Today’s first Palm Springs Film Festival screening was Zhang Yimou‘s The Flowers of War — a mistake all around. Set amid the chaos and brutality of the 1937 “Nanking massacre” by Japanese troops, it’s mostly a schmaltzy cornball thing with leaden dialogue and a truly atrocious performance by Christian Bale, who was apparently in some kind of leftover “Dickie” mood from The Fighter during filming.


Flowers of War director Zhang Yimou, Christan Bale during filming.

Bale plays an asshole, you see. A bearded alcoholic low-life who’s somehow landed work as a funeral director in Nanking despite speaking no Chinese (a ridiculous conceit), and who winds up inside a walled-in religious sanctuary in Act One to hide out from the marauding Japanese troops. Once inside in the company of schoolgirls and prostitutes, his only thoughts are (a) to get paid for his burial services, (b) to find booze to get drunk on, (c) to smoke cigarettes and (d) to have sex with the prettiest prostitute.

He eventually dons the tunic of a dead priest, mans up and becomes a kind of hero, but I wanted Bale dead early on. I don’t know what went wrong between he and Yimou, but it appears that he improvised his way through this thing and Yimou said “Whatever, Christian…I trust you!” It might be the worst performance of Bale’s career.

Yes, agreed — Flowers of War has some reasonably good battle scenes, some of which resemble (but don’t match) the get-the-sniper sequence in Full Metal Jacket. But it’s a B-grade thing through and through, and I knew this early on. It’s a kind of whorey soap opera with occasional rape and battle sequences thrown in for excitement’s sake. After the first 40 minutes or so it’s torture.

The first thing I did when I escaped was e-mail a friend who had seen it last November. All he had told me is that it has some “rough” scenes involving rape and killings. “Why weren’t you honest with me about this thing?,” I asked. “All you said was that it was too brutal and violent here and there.

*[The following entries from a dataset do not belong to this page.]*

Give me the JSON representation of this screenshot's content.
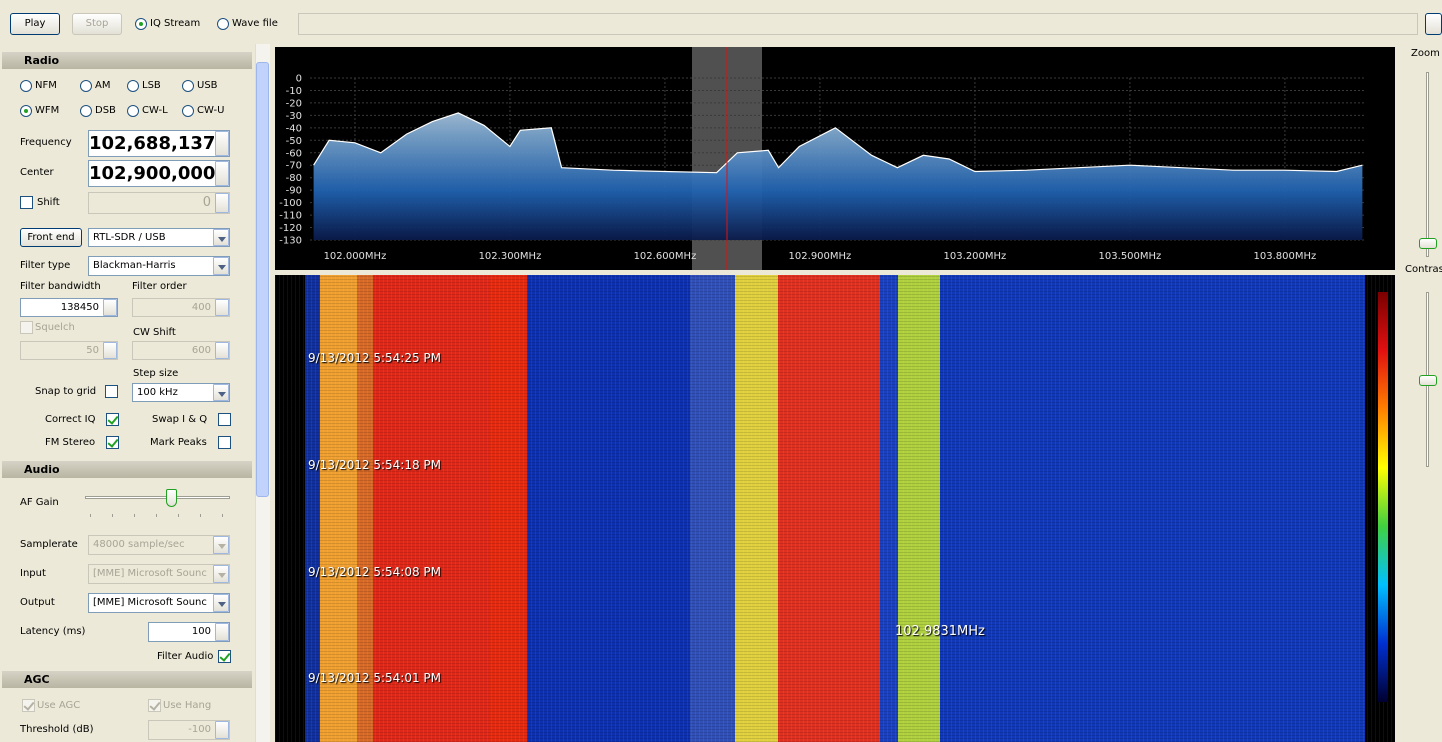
{
  "toolbar": {
    "play": "Play",
    "stop": "Stop",
    "iq_stream": "IQ Stream",
    "wave_file": "Wave file"
  },
  "radio": {
    "title": "Radio",
    "modes": [
      "NFM",
      "AM",
      "LSB",
      "USB",
      "WFM",
      "DSB",
      "CW-L",
      "CW-U"
    ],
    "frequency_label": "Frequency",
    "frequency": "102,688,137",
    "center_label": "Center",
    "center": "102,900,000",
    "shift_label": "Shift",
    "shift": "0",
    "front_end": "Front end",
    "device": "RTL-SDR / USB",
    "filter_type_label": "Filter type",
    "filter_type": "Blackman-Harris",
    "filter_bandwidth_label": "Filter bandwidth",
    "filter_bandwidth": "138450",
    "filter_order_label": "Filter order",
    "filter_order": "400",
    "squelch_label": "Squelch",
    "squelch": "50",
    "cw_shift_label": "CW Shift",
    "cw_shift": "600",
    "step_size_label": "Step size",
    "snap_to_grid": "Snap to grid",
    "step_size": "100 kHz",
    "correct_iq": "Correct IQ",
    "swap_iq": "Swap I & Q",
    "fm_stereo": "FM Stereo",
    "mark_peaks": "Mark Peaks"
  },
  "audio": {
    "title": "Audio",
    "af_gain_label": "AF Gain",
    "samplerate_label": "Samplerate",
    "samplerate": "48000 sample/sec",
    "input_label": "Input",
    "input": "[MME] Microsoft Sounc",
    "output_label": "Output",
    "output": "[MME] Microsoft Sounc",
    "latency_label": "Latency (ms)",
    "latency": "100",
    "filter_audio": "Filter Audio"
  },
  "agc": {
    "title": "AGC",
    "use_agc": "Use AGC",
    "use_hang": "Use Hang",
    "threshold_label": "Threshold (dB)",
    "threshold": "-100"
  },
  "spectrum": {
    "ylim": [
      -130,
      0
    ],
    "yticks": [
      0,
      -10,
      -20,
      -30,
      -40,
      -50,
      -60,
      -70,
      -80,
      -90,
      -100,
      -110,
      -120,
      -130
    ],
    "xlim": [
      101.913,
      103.955
    ],
    "xticks": [
      {
        "value": 102.0,
        "label": "102.000MHz"
      },
      {
        "value": 102.3,
        "label": "102.300MHz"
      },
      {
        "value": 102.6,
        "label": "102.600MHz"
      },
      {
        "value": 102.9,
        "label": "102.900MHz"
      },
      {
        "value": 103.2,
        "label": "103.200MHz"
      },
      {
        "value": 103.5,
        "label": "103.500MHz"
      },
      {
        "value": 103.8,
        "label": "103.800MHz"
      }
    ],
    "x": [
      101.92,
      101.95,
      102.0,
      102.05,
      102.1,
      102.15,
      102.2,
      102.25,
      102.3,
      102.32,
      102.38,
      102.4,
      102.5,
      102.6,
      102.7,
      102.74,
      102.8,
      102.82,
      102.86,
      102.93,
      103.0,
      103.05,
      103.1,
      103.15,
      103.2,
      103.3,
      103.4,
      103.5,
      103.6,
      103.7,
      103.8,
      103.9,
      103.95
    ],
    "values": [
      -70,
      -50,
      -52,
      -60,
      -45,
      -35,
      -28,
      -38,
      -55,
      -42,
      -40,
      -72,
      -74,
      -75,
      -76,
      -60,
      -58,
      -72,
      -55,
      -40,
      -62,
      -72,
      -62,
      -65,
      -75,
      -74,
      -72,
      -70,
      -72,
      -74,
      -74,
      -75,
      -70
    ]
  },
  "waterfall": {
    "timestamps": [
      "9/13/2012 5:54:25 PM",
      "9/13/2012 5:54:18 PM",
      "9/13/2012 5:54:08 PM",
      "9/13/2012 5:54:01 PM"
    ],
    "marker": "102.9831MHz"
  },
  "side": {
    "zoom": "Zoom",
    "contrast": "Contrast"
  }
}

Why didn’t you just say it basically sucks?”

“I gather you found it unsatisfactory,” he replied. “I’m driving out to the festival sometime tomorrow. We can have it out there.”

“‘Unsatisfactory’? It has a 33% disapproval rating on Rotten Tomatoes!”

The best capsule pan so far is from the Village Voice‘s Tim Grierson: “Human suffering reduced to visual showmanship.”